São cinco meses de Brasil, cinco meses sem um porto de abrigo, cinco meses num limbo geográfico-emocional em que não pertenço integralmente ao lugar em que me encontro, nem pertenço ao lugar do qual parti. É estranho e engraçado. É estranho e libertador. É estranho e triste.
Em Outubro, quando comprei o meu bilhete para o Rio de Janeiro, tinha em mim toda a ingenuidade do mundo. Ah e tal, vou fazer isto e isto, depois quando voltar está tudo bem e tudo na mesma. Só que não. As vidas continuam, com ou sem mim, e fui forçada aprendi a reposicionar-me no mundo. Num mundo em que sou imprescindível para algumas pessoas e dispensável para outras.

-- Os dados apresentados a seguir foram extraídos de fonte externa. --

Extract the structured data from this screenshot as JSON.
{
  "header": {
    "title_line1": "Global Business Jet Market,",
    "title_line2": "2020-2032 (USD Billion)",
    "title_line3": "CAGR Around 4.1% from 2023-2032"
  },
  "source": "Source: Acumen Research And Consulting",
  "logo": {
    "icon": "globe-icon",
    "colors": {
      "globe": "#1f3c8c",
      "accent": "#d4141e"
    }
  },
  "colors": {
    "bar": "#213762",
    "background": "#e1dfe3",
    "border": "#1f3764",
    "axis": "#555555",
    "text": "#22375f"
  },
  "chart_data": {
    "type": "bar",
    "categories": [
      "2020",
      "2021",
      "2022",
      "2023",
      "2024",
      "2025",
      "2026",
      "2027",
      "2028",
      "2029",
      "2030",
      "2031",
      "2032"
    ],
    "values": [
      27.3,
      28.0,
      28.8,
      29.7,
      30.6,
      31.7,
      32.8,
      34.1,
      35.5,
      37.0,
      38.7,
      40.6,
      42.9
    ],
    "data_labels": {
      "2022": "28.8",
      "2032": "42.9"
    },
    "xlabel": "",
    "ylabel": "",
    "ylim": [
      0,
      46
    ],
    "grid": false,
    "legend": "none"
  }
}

Nunca pensei que alguns míseros meses fora (sim, porque na realidade é do que se trata, de uns míseros 5 meses que separam o dia em que fui embora, ainda que com uma data de regresso presente, do dia em que regressarei e este período temporal, na cronologia de uma vida, é realmente irrisório) fossem alterar tão profundamente a minha vida afectiva. Perdi uma amiga, sabem? Não aconteceu de uma forma dramática: não a apanhei na cama com o meu namorado, não andámos a fazer lavagem de roupa em praça pública, não houve nenhum escândalo ou desrespeito de maior. Simplesmente, apercebemo-nos que, com o passar do tempo, deixámos de estar do lado uma da outra. Deixámos de partilhar momentos felizes uma com a outra, deixámos de saber o que se passava, a um nível mais profundo, com a outra, deixámos de ter tempo para nos vermos e deixámos, essencialmente, de comunicar. E se, quando uma coisa destas acontece no seio de um casal, eles continuam a fingir que nada se passa por um bem maior, pela harmonia da família, pelo medo de estarem sozinhos, numa amizade torna-se mais difícil empurrar para debaixo do tapete. E, de acordo com a coragem de cada um, há duas opções: ou abordamos a situação no momento em que sentimos isso, ou esperamos até que a barriga da rã encha e rebente na nossa cara com um chorrilho de insultos e de discursos amargos. E, infelizmente, foi a última que aconteceu. Tentei lidar com isto com a maior graciosidade possível, respondendo da melhor forma que consegui, mas nunca obtive resposta. Mas toda a gente sabe que uma não-resposta é uma resposta, não é?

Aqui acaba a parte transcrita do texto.